Along with general reports on the diagnosis, management, and prevalence of COPD, or on its physiological aspects, a few of the papers examine specific treatments. Paper #6, for example, is a 2008 report on a trial of the bronchodilator tiotropium (now marketed under the brand names Spiriva and Teova). Papers #5 and #9, meanwhile, discuss the combination of two agents: the anti-inflammatory corticosteroid fluticasone, and the beta2-adrenergic receptor agonist salmeterol, a bronchodilator. With its efficacy demonstrated, this combination is now marketed in the US as Advair and under various other names worldwide.


Prolific Authors

ScienceWatch also examined the 26,000-papers-plus sampling on COPD to identify notably prolific researchers on the topic over the last decade. These names are listed below.


Prolific Researchers on Chronic Obstructive Pulmonary Disease,

(Listed by number of papers in the Web of Science selection on COPD)

Peter J. Barnes
Imperial College London, UK
Emiel F.M. Wouters
Maastricht University, Netherlands
Jørgen Vestbo
University of Manchester, UK, and
University of Southern Denmark, Odense
Jadwiga Wedzicha
University College London, UK
Edwin Silverman
Harvard University, Cambridge, MA USA
Marc Decramer
KU Leuven, Belgium
Don D. Sin
University of British Columbia, Vancouver, Canada
Marc Miravitlles
University Hospital Vall d’Hebron, Barcelona, Spain
Michael Polkey
Imperial College London, UK
Peter Calverley
Aintree University Hospital, Liverpool, UK
SOURCE: Thomson Reuters Web of Science

Atop the list, having coauthored more than 200 of the selected papers on COPD since 2003, is Peter J. Barnes of Imperial College London. Joining Barnes on the list is another Imperial College researcher, Michael Polkey, who contributed to more than 130 papers.

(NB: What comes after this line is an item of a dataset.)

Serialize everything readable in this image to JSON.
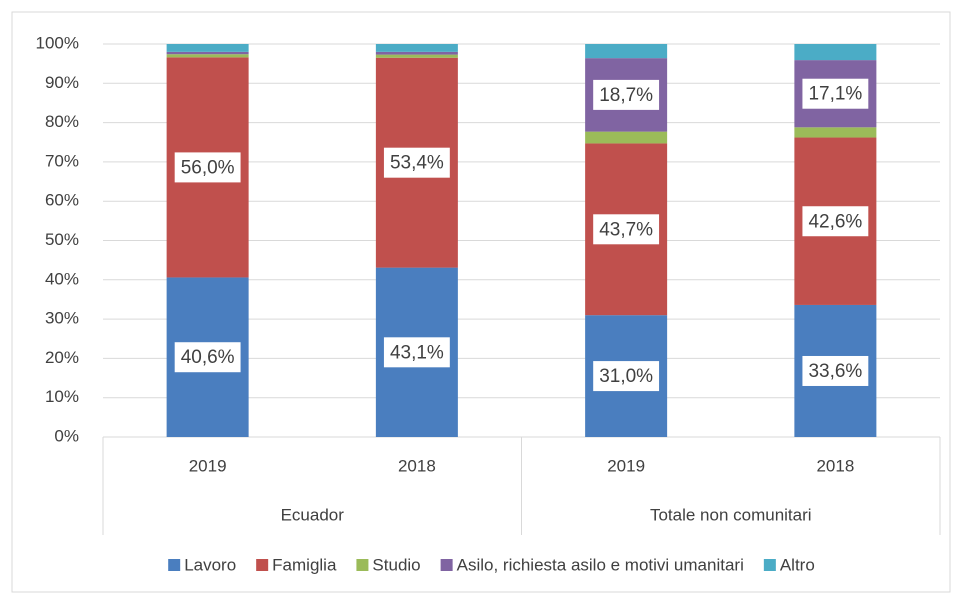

Barnes appears on two of the featured 10 top-cited papers in the table (#1, #8), as does Peter Calverley (#2, #5), while other names on the list each contributed to one of the blockbusters: Jorgen Vestbo (#2), Marc Decramer (#6), and Don Sin (#7).

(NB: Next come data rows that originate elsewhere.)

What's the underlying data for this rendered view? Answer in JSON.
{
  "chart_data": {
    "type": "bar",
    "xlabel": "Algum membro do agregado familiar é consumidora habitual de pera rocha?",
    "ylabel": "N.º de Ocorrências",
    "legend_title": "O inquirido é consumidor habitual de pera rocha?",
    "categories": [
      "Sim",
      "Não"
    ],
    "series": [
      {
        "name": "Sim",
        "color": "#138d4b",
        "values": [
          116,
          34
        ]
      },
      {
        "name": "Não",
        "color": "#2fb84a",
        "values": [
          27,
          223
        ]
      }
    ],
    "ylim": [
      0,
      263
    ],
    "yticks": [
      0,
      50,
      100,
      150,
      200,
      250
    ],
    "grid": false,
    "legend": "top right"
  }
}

Overall, among the authors, UK-based researchers make a strong showing, occupying five of the 10 slots, with Europe accounting for three of the names, and North America two.

Many of the researchers on the list—Barnes, Vestbo, Decramer, and Calverley, along with Emiel Wouters and Marc Miravitlles—were previously featured by ScienceWatch, in a Special Topic devoted to COPD in 2010, based on a slightly earlier selection of literature. In extended interviews, Barnes, Vestbo, and Calverley discuss their work, and the Special Topic presentation includes listings of highly cited institutions, journals, and nations in COPD research.

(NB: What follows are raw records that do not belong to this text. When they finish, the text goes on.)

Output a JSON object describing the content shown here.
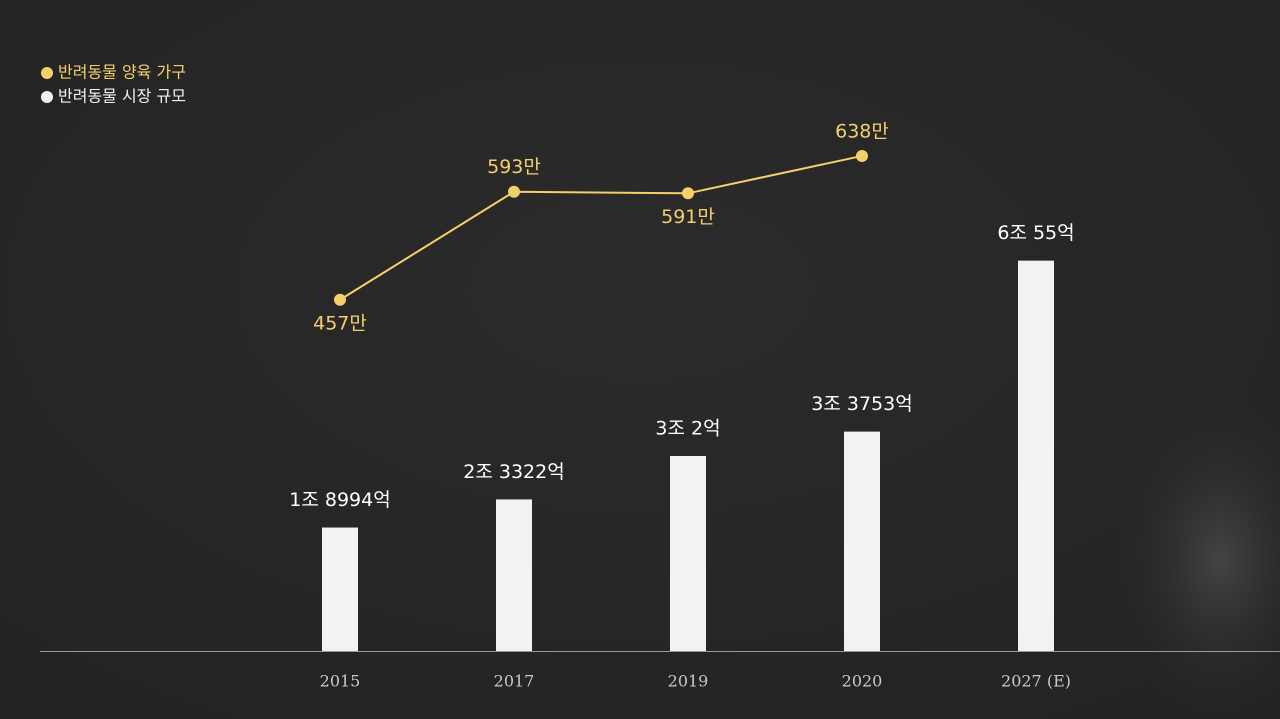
{
  "chart_data": {
    "type": "bar",
    "categories": [
      "2015",
      "2017",
      "2019",
      "2020",
      "2027 (E)"
    ],
    "series": [
      {
        "name": "반려동물 양육 가구",
        "type": "line",
        "axis": "y2",
        "color": "#f5cf6a",
        "values": [
          457,
          593,
          591,
          638,
          null
        ],
        "value_labels": [
          "457만",
          "593만",
          "591만",
          "638만",
          null
        ]
      },
      {
        "name": "반려동물 시장 규모",
        "type": "bar",
        "color": "#f2f2f2",
        "values": [
          18994,
          23322,
          30002,
          33753,
          60055
        ],
        "value_labels": [
          "1조 8994억",
          "2조 3322억",
          "3조 2억",
          "3조 3753억",
          "6조 55억"
        ]
      }
    ],
    "ylim": [
      0,
      100000
    ],
    "y2lim": [
      15,
      833
    ],
    "legend": "top-left"
  }
}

For the present survey, ScienceWatch also identified institutions that produced the highest quantities of reports devoted to COPD.


Prolific Institutions in Chronic Obstructive Pulmonary Disease,

(Listed by number of papers in the Web of Science selection on COPD)

Harvard University, Cambridge, MA USA
Imperial College London, UK
University of British Columbia, Vancouver, Canada
Brigham and Women’s Hospital, Boston, MA USA
University of Pittsburgh, PA USA
University of Toronto, Canada
University of California, Los Angeles USA
University of Groningen, Netherlands
McGill University, Montreal, Canada
Johns Hopkins University, Baltimore, MD USA
SOURCE: Thomson Reuters Web of Science

Harvard University and Imperial College London stand atop the list (and very close together, having both accounted for roughly 560 of the papers in the 2003-2012 Web of Science selection). The University of British Columbia exceeded 400 papers, while Johns Hopkins came in with just over 250.

As with the list of researchers, European and North American institutions predominate. In fact, in the extended Web of Science listings of prolific agencies, one must read well down the display to arrive at the first Asia-based entity, Kyoto University, Japan, with just over 90 papers. This suggests that, at least in the present sample of papers, COPD’s worldwide prevalence as a research priority does not yet match its growing global burden.